Quelles rencontres impératives la destinée réserve à ceux qu’elle veut perdre? Les attaques des barbares qui ont franchi le Danube ? Le triple dieu unique des chrétiens ? Ou la chance d’avoir goûté les poires de Naples, malgré le double mystère de la conception et de la mort qui fait l’hébétude des rêves ?

Se détache, dans l’éphéméride d’une patricienne qui note l’infime et l’intime, l’inouï du quotidien : « Une toison deux fois plongée dans un bain de murex » ; ou : « Il me prend la tête dans les mains. Il a les mains qui sentent le quartier du Transtévère ». Après que les empereurs se placent sous le signe de la croix, alors que les diverses tribus de Germanie chevauchent et campent où bon leur semble, un monde glisse derrière l’horizon, d’où aucun soleil cette fois ne remontera: « Le vert-de-gris ronge le casque d’Hector. Quelques millénaires. C’est une petitetouffe d’herbe verte sous les murs de Troie ».

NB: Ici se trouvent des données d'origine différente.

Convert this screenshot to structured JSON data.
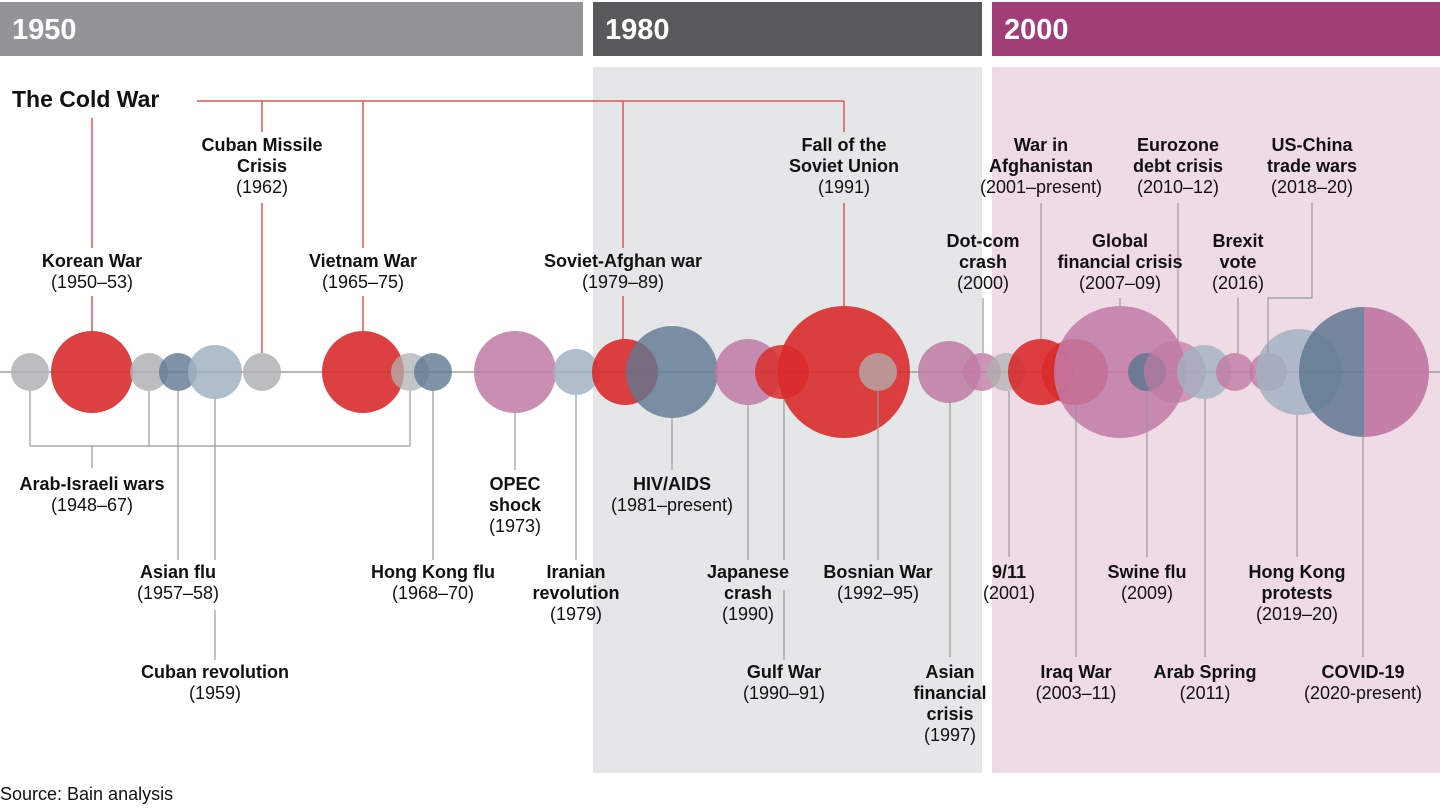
{
  "eras": [
    {
      "label": "1950",
      "color": "#939498",
      "bg": "#ffffff"
    },
    {
      "label": "1980",
      "color": "#58595b",
      "bg": "#e5e6e8"
    },
    {
      "label": "2000",
      "color": "#a13e78",
      "bg": "#efdbe6"
    }
  ],
  "cold_war_label": "The Cold War",
  "source": "Source: Bain analysis",
  "colors": {
    "war": "#d92b2b",
    "political": "#b0b1b3",
    "pandemic": "#5f7891",
    "health_light": "#a2b2c2",
    "economic": "#c07aa4",
    "cold_war_line": "#dc5656",
    "leader": "#999999"
  },
  "events": [
    {
      "title": "Arab-Israeli wars",
      "date": "(1948–67)"
    },
    {
      "title": "Korean War",
      "date": "(1950–53)"
    },
    {
      "title": "Asian flu",
      "date": "(1957–58)"
    },
    {
      "title": "Cuban revolution",
      "date": "(1959)"
    },
    {
      "title": "Cuban Missile Crisis",
      "title2": "Crisis",
      "date": "(1962)"
    },
    {
      "title": "Vietnam War",
      "date": "(1965–75)"
    },
    {
      "title": "Hong Kong flu",
      "date": "(1968–70)"
    },
    {
      "title": "OPEC",
      "title2": "shock",
      "date": "(1973)"
    },
    {
      "title": "Iranian",
      "title2": "revolution",
      "date": "(1979)"
    },
    {
      "title": "Soviet-Afghan war",
      "date": "(1979–89)"
    },
    {
      "title": "HIV/AIDS",
      "date": "(1981–present)"
    },
    {
      "title": "Japanese",
      "title2": "crash",
      "date": "(1990)"
    },
    {
      "title": "Gulf War",
      "date": "(1990–91)"
    },
    {
      "title": "Fall of the",
      "title2": "Soviet Union",
      "date": "(1991)"
    },
    {
      "title": "Bosnian War",
      "date": "(1992–95)"
    },
    {
      "title": "Asian",
      "title2": "financial",
      "title3": "crisis",
      "date": "(1997)"
    },
    {
      "title": "Dot-com",
      "title2": "crash",
      "date": "(2000)"
    },
    {
      "title": "9/11",
      "date": "(2001)"
    },
    {
      "title": "War in",
      "title2": "Afghanistan",
      "date": "(2001–present)"
    },
    {
      "title": "Iraq War",
      "date": "(2003–11)"
    },
    {
      "title": "Global",
      "title2": "financial crisis",
      "date": "(2007–09)"
    },
    {
      "title": "Swine flu",
      "date": "(2009)"
    },
    {
      "title": "Eurozone",
      "title2": "debt crisis",
      "date": "(2010–12)"
    },
    {
      "title": "Arab Spring",
      "date": "(2011)"
    },
    {
      "title": "Brexit",
      "title2": "vote",
      "date": "(2016)"
    },
    {
      "title": "US-China",
      "title2": "trade wars",
      "date": "(2018–20)"
    },
    {
      "title": "Hong Kong",
      "title2": "protests",
      "date": "(2019–20)"
    },
    {
      "title": "COVID-19",
      "date": "(2020-present)"
    }
  ]
}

Pour Pascal Quignard, le style est un stylet, l’incise une incision… Le nom des choses ou des personnes se pose comme un insecte ailé, comme un pétale… avec son secret de désir et de nostalgie… Le nom effleure et dévore. Le nom de la chose la plus ordinaire se condense en lettres de cendre ou de sable ; tandis que le temps s’éloigne jusqu’à former une buée du monde lui-même : « Quand elle meurt, Symmaque est mort, Alaric est mort, Augustin et Jérôme ont cessé depuis longtemps d’écrire de leur main ; ils sont assis dans leur chaire, le dos de plus en plus droit ; ils dictent infatigablement à un petit « librarius » teuctère ou vandale qui est assis à leur pieds ».

Car dans les mots inscrits sur la pellicule de cire des tablettes, il y a la cendre des époques jetées au vent et la chair impérissable des poires de Naples …

Pascal Quignard, Les tablettes de buis d’Apronenia Avitia, Gallimard, collection « L'Imaginaire » 212 ; et toute l’œuvre en folio, notamment Les petits traités, 2976 et 77.